Of course, such a self-justifying psychological move could probably be performed with any belief whatsoever. It appears to my eye to approach perilously close to madness.
I agree with all you're saying here; in fact, I have previously posted on the danger of effectual solipsism (and its insanity) in relation to religious belief.
As far as I can tell, there are some assumptions here about how a person arrives at a religious conviction (belief, faith), and those assumptions may not necessarily be true.
For example, even religious doctrines sometimes make the point that a person's faith is God's doing, not one's own. Ie. no matter what a person might do or how un/philosophical thoughts they may think, this doesn't actually bear on whether they will have faith in God or not. In this view, the majority of religious philosophy can seem like a waste of time and space.
When theists describe how they have arrived at their faith, we must bear in mind that perhaps they do not know the whole happening around it or are not able to talk about it accurately.
In fact, we'd be taking for granted they are omniscient, enlightened or close to it if we believed they do (which would put us into the trap of conjecturing about the unconjecturable mentioned earlier).
If we posit that God is a person, and that in order for two persons to get to know eachother, it takes the input of both, then we also must posit that God has a say in a how a person gets to have faith in Him (or any related faith).
In this sense, those theists who say something like "I sought God, and God made Himself known to me" are actually the most accurate. As opposed to those who say something like "I have studied many books on philosophy, science and religion, talked to many people, prayed and fasted, and came to the conviction that God exists and He loves me". The first reponse might seem dogmatic and useless, but it is accurate (at least as far as personalist theism goes). The second response sets one up for a potentially infinite search or resorting to the in(s)anity of extreme epistemic egoism.

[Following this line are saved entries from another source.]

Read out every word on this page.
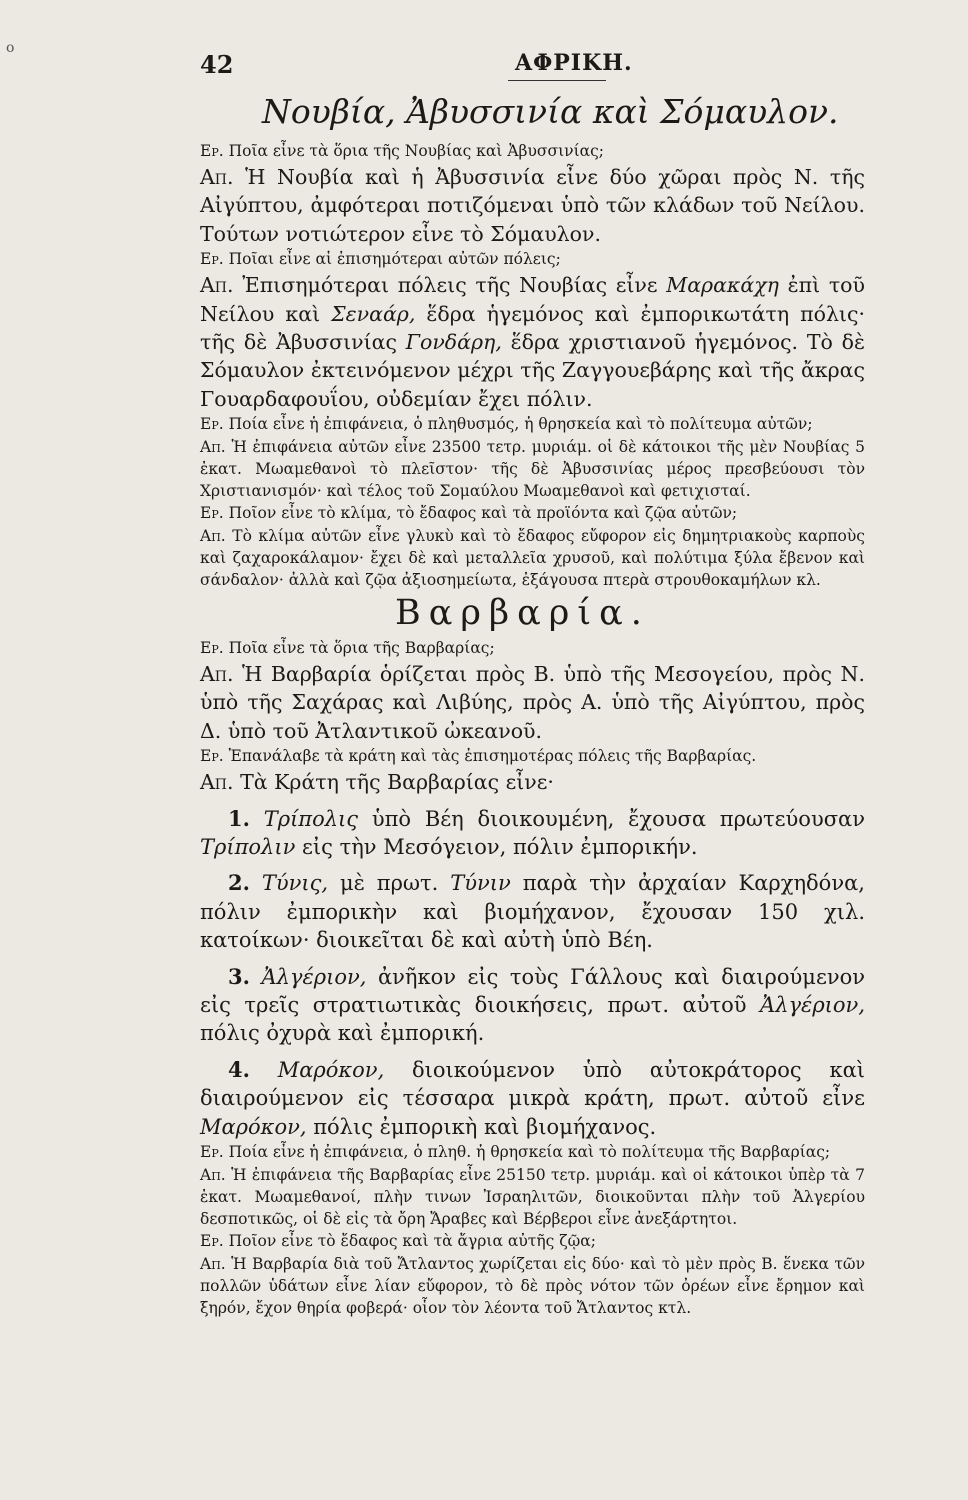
o
42	ΑΦΡΙΚΗ.
Νουβία, Ἀβυσσινία καὶ Σόμαυλον.

Ερ. Ποῖα εἶνε τὰ ὅρια τῆς Νουβίας καὶ Ἀβυσσινίας;

Απ. Ἡ Νουβία καὶ ἡ Ἀβυσσινία εἶνε δύο χῶραι πρὸς Ν. τῆς Αἰγύπτου, ἀμφότεραι ποτιζόμεναι ὑπὸ τῶν κλάδων τοῦ Νείλου. Τούτων νοτιώτερον εἶνε τὸ Σόμαυλον.

Ερ. Ποῖαι εἶνε αἱ ἐπισημότεραι αὐτῶν πόλεις;

Απ. Ἐπισημότεραι πόλεις τῆς Νουβίας εἶνε Μαρακάχη ἐπὶ τοῦ Νείλου καὶ Σεναάρ, ἕδρα ἡγεμόνος καὶ ἐμπορικωτάτη πόλις· τῆς δὲ Ἀβυσσινίας Γονδάρη, ἕδρα χριστιανοῦ ἡγεμόνος. Τὸ δὲ Σόμαυλον ἐκτεινόμενον μέχρι τῆς Ζαγγουεβάρης καὶ τῆς ἄκρας Γουαρδαφουΐου, οὐδεμίαν ἔχει πόλιν.

Ερ. Ποία εἶνε ἡ ἐπιφάνεια, ὁ πληθυσμός, ἡ θρησκεία καὶ τὸ πολίτευμα αὐτῶν;

Απ. Ἡ ἐπιφάνεια αὐτῶν εἶνε 23500 τετρ. μυριάμ. οἱ δὲ κάτοικοι τῆς μὲν Νουβίας 5 ἑκατ. Μωαμεθανοὶ τὸ πλεῖστον· τῆς δὲ Ἀβυσσινίας μέρος πρεσβεύουσι τὸν Χριστιανισμόν· καὶ τέλος τοῦ Σομαύλου Μωαμεθανοὶ καὶ φετιχισταί.

Ερ. Ποῖον εἶνε τὸ κλίμα, τὸ ἔδαφος καὶ τὰ προϊόντα καὶ ζῷα αὐτῶν;

Απ. Τὸ κλίμα αὐτῶν εἶνε γλυκὺ καὶ τὸ ἔδαφος εὔφορον εἰς δημητριακοὺς καρποὺς καὶ ζαχαροκάλαμον· ἔχει δὲ καὶ μεταλλεῖα χρυσοῦ, καὶ πολύτιμα ξύλα ἔβενον καὶ σάνδαλον· ἀλλὰ καὶ ζῷα ἀξιοσημείωτα, ἐξάγουσα πτερὰ στρουθοκαμήλων κλ.

Βαρβαρία.

Ερ. Ποῖα εἶνε τὰ ὅρια τῆς Βαρβαρίας;

Απ. Ἡ Βαρβαρία ὁρίζεται πρὸς Β. ὑπὸ τῆς Μεσογείου, πρὸς Ν. ὑπὸ τῆς Σαχάρας καὶ Λιβύης, πρὸς Α. ὑπὸ τῆς Αἰγύπτου, πρὸς Δ. ὑπὸ τοῦ Ἀτλαντικοῦ ὠκεανοῦ.

Ερ. Ἐπανάλαβε τὰ κράτη καὶ τὰς ἐπισημοτέρας πόλεις τῆς Βαρβαρίας.

Απ. Τὰ Κράτη τῆς Βαρβαρίας εἶνε·

1. Τρίπολις ὑπὸ Βέη διοικουμένη, ἔχουσα πρωτεύουσαν Τρίπολιν εἰς τὴν Μεσόγειον, πόλιν ἐμπορικήν.

2. Τύνις, μὲ πρωτ. Τύνιν παρὰ τὴν ἀρχαίαν Καρχηδόνα, πόλιν ἐμπορικὴν καὶ βιομήχανον, ἔχουσαν 150 χιλ. κατοίκων· διοικεῖται δὲ καὶ αὐτὴ ὑπὸ Βέη.

3. Ἀλγέριον, ἀνῆκον εἰς τοὺς Γάλλους καὶ διαιρούμενον εἰς τρεῖς στρατιωτικὰς διοικήσεις, πρωτ. αὐτοῦ Ἀλγέριον, πόλις ὀχυρὰ καὶ ἐμπορική.

4. Μαρόκον, διοικούμενον ὑπὸ αὐτοκράτορος καὶ διαιρούμενον εἰς τέσσαρα μικρὰ κράτη, πρωτ. αὐτοῦ εἶνε Μαρόκον, πόλις ἐμπορικὴ καὶ βιομήχανος.

Ερ. Ποία εἶνε ἡ ἐπιφάνεια, ὁ πληθ. ἡ θρησκεία καὶ τὸ πολίτευμα τῆς Βαρβαρίας;

Απ. Ἡ ἐπιφάνεια τῆς Βαρβαρίας εἶνε 25150 τετρ. μυριάμ. καὶ οἱ κάτοικοι ὑπὲρ τὰ 7 ἑκατ. Μωαμεθανοί, πλὴν τινων Ἰσραηλιτῶν, διοικοῦνται πλὴν τοῦ Ἀλγερίου δεσποτικῶς, οἱ δὲ εἰς τὰ ὄρη Ἄραβες καὶ Βέρβεροι εἶνε ἀνεξάρτητοι.

Ερ. Ποῖον εἶνε τὸ ἔδαφος καὶ τὰ ἄγρια αὐτῆς ζῷα;

Απ. Ἡ Βαρβαρία διὰ τοῦ Ἄτλαντος χωρίζεται εἰς δύο· καὶ τὸ μὲν πρὸς Β. ἕνεκα τῶν πολλῶν ὑδάτων εἶνε λίαν εὔφορον, τὸ δὲ πρὸς νότον τῶν ὀρέων εἶνε ἔρημον καὶ ξηρόν, ἔχον θηρία φοβερά· οἷον τὸν λέοντα τοῦ Ἄτλαντος κτλ.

How some theists talk about how they have arrived at their faith might not necessarily be the accurate description, nor an actionable instruction.
What I can say is that you often seem to defend what appears to be a traditional view of theism.
That isn't my specific intention. If I am sometimes heavy (on theists, atheists, agnostics), this is a reflection of my urgency to settle the matter for myself, not to promote a particular kind of theism.
Years back, I almost drowned. I was free diving, overestimated my abilities, went too deep, ran out of air, panicked. And as I was struggling in the water, I was wondering whether life is worth living. This was the worst part of it the experience - being under durress and realizing that I don't know whether life is worth living or not. It also made me realize that once under durress, I will not have good opportunity to start thinking about these important things.
It is only a matter of time when aging, illness and death will strike. And when they do, it is not a favorable time to start thinking about things such as the meaning of life. Hence the sense of urgency.
A few other things have caught my attention as well. For example, your interest in virtue epistemology parallels a number of contemporary evangelical Christian philosophers. Your points in this thread (and your use of the Kalama Sutta) seem to parallel reformed epistemology and the kind of arguments that I've often seen educated evangelicals making on other boards.
Actually, I am not familiar with them.
That's perfectly fine with me. Not only is it often interesting, it's a lot more intelligent than most of what happens here on Sciforums. But it does make me wonder where you're coming from and what motivates you.
Thanks.
As best as I can describe, what drives me is to understand my desire for God, to justify that desire, to justify acting on it.